** FILE ** Concentrated Tylenol Infants' Drops Plus Cold & Cough, right, and Pedia Care Infant Drops Long-Acting Cough, left, is shown in a medicine cabinet of the home of Carol Uyeno in Palo Alto, Calif., Thursday, Oct. 11, 2007. Cold Drug makers voluntarily pulled cold medicines targeted for babies and toddlers off the market Thursday, leaving parents to find alternatives for hacking coughs and runny little noses just as fall sniffles get in full swing. The move represented a pre-emptive strike by over-the-counter drug manufacturers - a week before government advisers were to debate the medicines' fate. But it doesn't end concern about the safety of these remedies for youngsters. (AP Photo/Paul Sakuma)
WASHINGTON (AP) -- Government advisers say cold and cough medicines should not be given to children younger than 6.
The advisers made that recommendation today at the end of a two-day meeting.
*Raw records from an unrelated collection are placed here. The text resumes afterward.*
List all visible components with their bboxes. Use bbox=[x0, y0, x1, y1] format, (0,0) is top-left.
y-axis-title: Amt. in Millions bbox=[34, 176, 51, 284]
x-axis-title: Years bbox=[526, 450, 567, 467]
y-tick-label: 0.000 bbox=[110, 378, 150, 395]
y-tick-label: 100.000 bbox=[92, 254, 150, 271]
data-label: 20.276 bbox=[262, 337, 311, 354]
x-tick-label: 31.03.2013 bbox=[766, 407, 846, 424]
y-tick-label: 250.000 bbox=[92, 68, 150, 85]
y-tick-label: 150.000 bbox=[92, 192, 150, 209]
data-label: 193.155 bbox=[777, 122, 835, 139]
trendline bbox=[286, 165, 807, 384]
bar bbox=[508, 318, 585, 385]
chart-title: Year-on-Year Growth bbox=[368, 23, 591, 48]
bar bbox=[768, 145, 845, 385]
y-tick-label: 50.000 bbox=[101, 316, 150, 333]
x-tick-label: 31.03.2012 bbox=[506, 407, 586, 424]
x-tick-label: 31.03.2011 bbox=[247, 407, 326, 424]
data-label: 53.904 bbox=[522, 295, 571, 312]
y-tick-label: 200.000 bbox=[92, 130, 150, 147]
The advisory panel is also urging more studies into the over-the-counter medicines.
Earlier today, an American Academy of Pediatrics official told the panel earlier that the medicines don't work in children under 6 and may be dangerous. The drug industry says the medicines do work and are safe.
The panel's nonbinding recommendation is likely to shake up how the medicines are labeled, marketed and used.
The FDA isn't required to follow the advice of its panels of outside experts but does so most of the time.